Two Streaked Flycatchers posture to each other. Note the extensive rufous on the tail.
While the bird above recalls a Great Kiskadee in size and structure, both Variegated and Piratic Flycatchers are considerably smaller and slimmer. Variegated Flycatcher is the intermediate in terms of size and plumage – it maintains some rufous on its rump and tail and also has a two-toned (albeit much smaller) bill.
Interestingly though, some Variegated Flycatchers have bills that are all dark!
The Piratic Flycatcher is the smallest of the three, and often the most vocal. Its strident call can be one of the more recognisable and far-reaching vocalisations within the soundscape of forests at most elevations on both Trinidad and Tobago. All three species mentioned in this article breed on these islands, but the Piratic Flycatcher employs a truly piratic strategy: the breeding pair targets a recently built woven nest, often by a Yellow Oriole or Yellow-rumped Cacique but they have also been recorded targeting the nests of other flycatchers. When I say they target the nest, what I really mean is that they target the present occupiers and rightful owners of the nest. By constant harassment, egg ejection, and in some cases hatchling removal, the original owners abandon ship and the Piratic Flycatchers move in. Sometimes they may redecorate a bit within the nest with dead leaves or other material. Unlike brood parasites, they raise their own young in their pirated nest.
Piratic Flycatchers have no significant rufous plumage, nor do they have any pink base to their tiny bill.
In separating Piratic Flycatcher from Variegated Flycatcher, I have found it most useful to inspect the facial pattern. The dark mask of the Piratic Flycatcher tends to widen significantly behind the eye, while the corresponding feature on the Variegated Flycatcher does not. Instead, the white cheekband on the latter species fattens beyond the eye.

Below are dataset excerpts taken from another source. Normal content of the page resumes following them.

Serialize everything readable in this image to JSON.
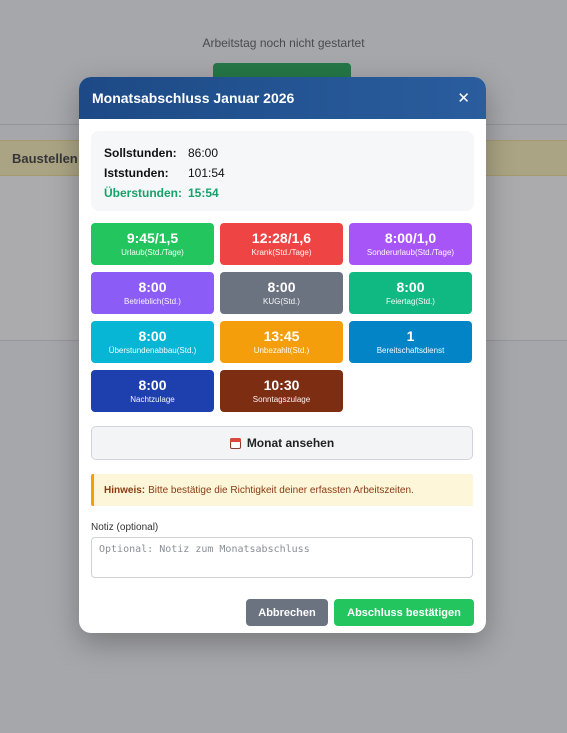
{
  "background": {
    "status_text": "Arbeitstag noch nicht gestartet",
    "section_title": "Baustellen"
  },
  "modal": {
    "title": "Monatsabschluss Januar 2026",
    "close_glyph": "✕",
    "summary": {
      "soll_label": "Sollstunden:",
      "soll_value": "86:00",
      "ist_label": "Iststunden:",
      "ist_value": "101:54",
      "ueber_label": "Überstunden:",
      "ueber_value": "15:54"
    },
    "tiles": [
      {
        "value": "9:45/1,5",
        "label": "Urlaub(Std./Tage)",
        "color": "#22c55e"
      },
      {
        "value": "12:28/1,6",
        "label": "Krank(Std./Tage)",
        "color": "#ef4444"
      },
      {
        "value": "8:00/1,0",
        "label": "Sonderurlaub(Std./Tage)",
        "color": "#a855f7"
      },
      {
        "value": "8:00",
        "label": "Betrieblich(Std.)",
        "color": "#8b5cf6"
      },
      {
        "value": "8:00",
        "label": "KUG(Std.)",
        "color": "#6b7280"
      },
      {
        "value": "8:00",
        "label": "Feiertag(Std.)",
        "color": "#10b981"
      },
      {
        "value": "8:00",
        "label": "Überstundenabbau(Std.)",
        "color": "#06b6d4"
      },
      {
        "value": "13:45",
        "label": "Unbezahlt(Std.)",
        "color": "#f59e0b"
      },
      {
        "value": "1",
        "label": "Bereitschaftsdienst",
        "color": "#0284c7"
      },
      {
        "value": "8:00",
        "label": "Nachtzulage",
        "color": "#1e40af"
      },
      {
        "value": "10:30",
        "label": "Sonntagszulage",
        "color": "#7c2d12"
      }
    ],
    "month_button_label": "Monat ansehen",
    "month_button_icon": "calendar-icon",
    "hint_strong": "Hinweis:",
    "hint_text": "Bitte bestätige die Richtigkeit deiner erfassten Arbeitszeiten.",
    "notiz_label": "Notiz (optional)",
    "notiz_placeholder": "Optional: Notiz zum Monatsabschluss",
    "notiz_value": "",
    "cancel_label": "Abbrechen",
    "confirm_label": "Abschluss bestätigen"
  }
}
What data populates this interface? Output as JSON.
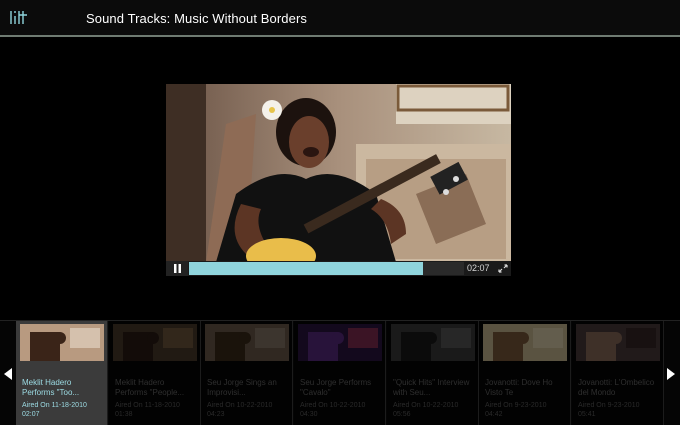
{
  "header": {
    "title": "Sound Tracks: Music Without Borders",
    "logo_icon": "lill-logo-icon"
  },
  "player": {
    "time": "02:07",
    "progress": 0.85,
    "state": "playing"
  },
  "colors": {
    "accent": "#8fd4dc",
    "header_rule": "#6f7b72"
  },
  "playlist": {
    "items": [
      {
        "title": "Meklit Hadero Performs \"Too...",
        "aired": "Aired On 11-18-2010",
        "duration": "02:07"
      },
      {
        "title": "Meklit Hadero Performs \"People...",
        "aired": "Aired On 11-18-2010",
        "duration": "01:38"
      },
      {
        "title": "Seu Jorge Sings an Improvisi...",
        "aired": "Aired On 10-22-2010",
        "duration": "04:23"
      },
      {
        "title": "Seu Jorge Performs \"Cavalo\"",
        "aired": "Aired On 10-22-2010",
        "duration": "04:30"
      },
      {
        "title": "\"Quick Hits\" Interview with Seu...",
        "aired": "Aired On 10-22-2010",
        "duration": "05:56"
      },
      {
        "title": "Jovanotti: Dove Ho Visto Te",
        "aired": "Aired On 9-23-2010",
        "duration": "04:42"
      },
      {
        "title": "Jovanotti: L'Ombelico del Mondo",
        "aired": "Aired On 9-23-2010",
        "duration": "05:41"
      }
    ]
  }
}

The bird above seems to have a black mask that widens beyond the eye, but its two-toned bill says it is a Variegated Flycatcher. The bird pictured below seems to have rufous on its rump, but this is merely the well-documented rusty cinnamon or fulvous edging on the uppertail coverts of a Piratic Flycatcher.
While voice is a useful identifier, the Variegated Flycatcher is notoriously silent, even during breeding. Both it and the Piratic Flycatcher enjoy perching at height on bare branches and from a distance silent birds can pose a challenge to identify. With patience, however, once the bird embarks upon a sally to pursue a nearby insect the presence or absence of rufous can easily be discerned.
Individualism is rife among birds the closer one inspects, and for these similar species oftentimes multiple boxes must be checked prior to making a confident ID call. All the more reason to keep birding!